Chris Thelwell
Blog

Design-in-browser, are you ready?

Design-in-browser has been around for a while but with little adoption. Is it time to start taking it seriously? Can it really help us get quicker and become less wasteful?

Written on Thursday, 28th February 2013 by Chris Thelwell

Read more

In my last article I discussed the need for the design team to adapt their process; helping the whole team deliver quicker and getting valuable feedback from the customer as soon as possible. One of the areas I mentioned was the process of designing ‘in-browser’, but ask any designer or design team their thoughts on adopting this new process and you’ll get a mixed response and most probably start a heated debate. So first I’m going to take a look at the current process and identify the problems and waste created, then examine how design-in-browser can help. Only then can we really start to answer the question ‘are we ready?’

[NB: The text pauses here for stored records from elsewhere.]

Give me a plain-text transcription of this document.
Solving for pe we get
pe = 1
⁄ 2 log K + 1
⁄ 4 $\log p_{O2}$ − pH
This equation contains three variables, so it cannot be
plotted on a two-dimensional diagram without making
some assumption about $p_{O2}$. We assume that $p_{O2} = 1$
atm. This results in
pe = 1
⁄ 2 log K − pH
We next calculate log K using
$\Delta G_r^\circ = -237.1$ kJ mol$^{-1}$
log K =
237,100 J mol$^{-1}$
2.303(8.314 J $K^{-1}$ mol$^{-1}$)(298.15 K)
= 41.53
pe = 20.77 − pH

The traditional design process

Every design team has its own unique process evolved from the personalities, leadership and skills within the team, yet they all share some new problems whether they are multi-skilled large teams (UX, IA, interaction designers, graphic designers, copy writers) or smaller specialist teams. These new problems raise some interesting questions about the traditional process:

  • Wireframes are a massive waste. First we make the wireframe, then we make the wireframe again in HTML. Why not just do things once?
  • We focus too much on the visual details before we know the thing works. Are we taking too big a risk on something we don’t know?
  • Photoshop files are not interactive. How do we test usability on something thats not usable?
  • We’re no longer designing for 1024 pixel screens so we end up designing multiple versions to demonstrate our designs in different devices. Is there a better way to design to fit all devices?
  • We hide behind our designs waiting for perfection before we share. Can we help our designers design in the open?
  • The traditional static comp is a bad deliverable; hard for clients to understand and confusing as a hand-over for developers. Is there a better way to deliver a design?
  • Iterations take time making feedback slow. How can we get faster and more collaborative?
  • We’re still slicing up images for the build team. Do we really need to do this any more?
  • Documentation – No one likes writing it and it never gets read. Is it a deliverable for the sake of it? Can’t we just see how it works?

The design-in-browser process

A few years ago there was simply no argument for design-in-browser; front-end development was a bit of a hack – we used lots of images (shadows, corners, gradients etc), we had restricted fonts, our typography skills where forgotten, we simply couldn’t build a site without having a design in pixels first. That was the job of the designer. But technology has moved on. As CSS is now much slicker and all of these issues have been resolved, is design in-browser really an option? How can it enable us to work quicker, smarter and better?

  • Design-in-browser forces you to make the content lead the design.
  • There is no better way to test your design than by actually testing your design.
  • Design-in-browser is responsive by default, enabling design for multiple devices without multiple versions.
  • We can present rich, useable HTML to demonstrate the design (both visually and in the way it feels to use), rather than static comps.
  • CSS allows quick iterations, making real-time collaboration possible across multiple locations.
  • Move forward with something more real at every stage, to start building the final product in the design stage.
  • The design itself is the wireframe, visual design, sliced up assets and the documentation in one.

Are we ready?

It’s very clear that design-in-browser can dramatically reduce the waste, and improve workflow, but more importantly it gets the whole team (clients, designers, developers) focused on the product rather than the deliverables. But are we ready?

As designers we need to start getting our hands dirty and get making as well as creating. We’ll need to pick up some new skills along the way, such as HTML, CSS and JavaScript. But most importantly we need to understand our place in the overall product delivery process as only then will we realise the true benefits of design-in-browser.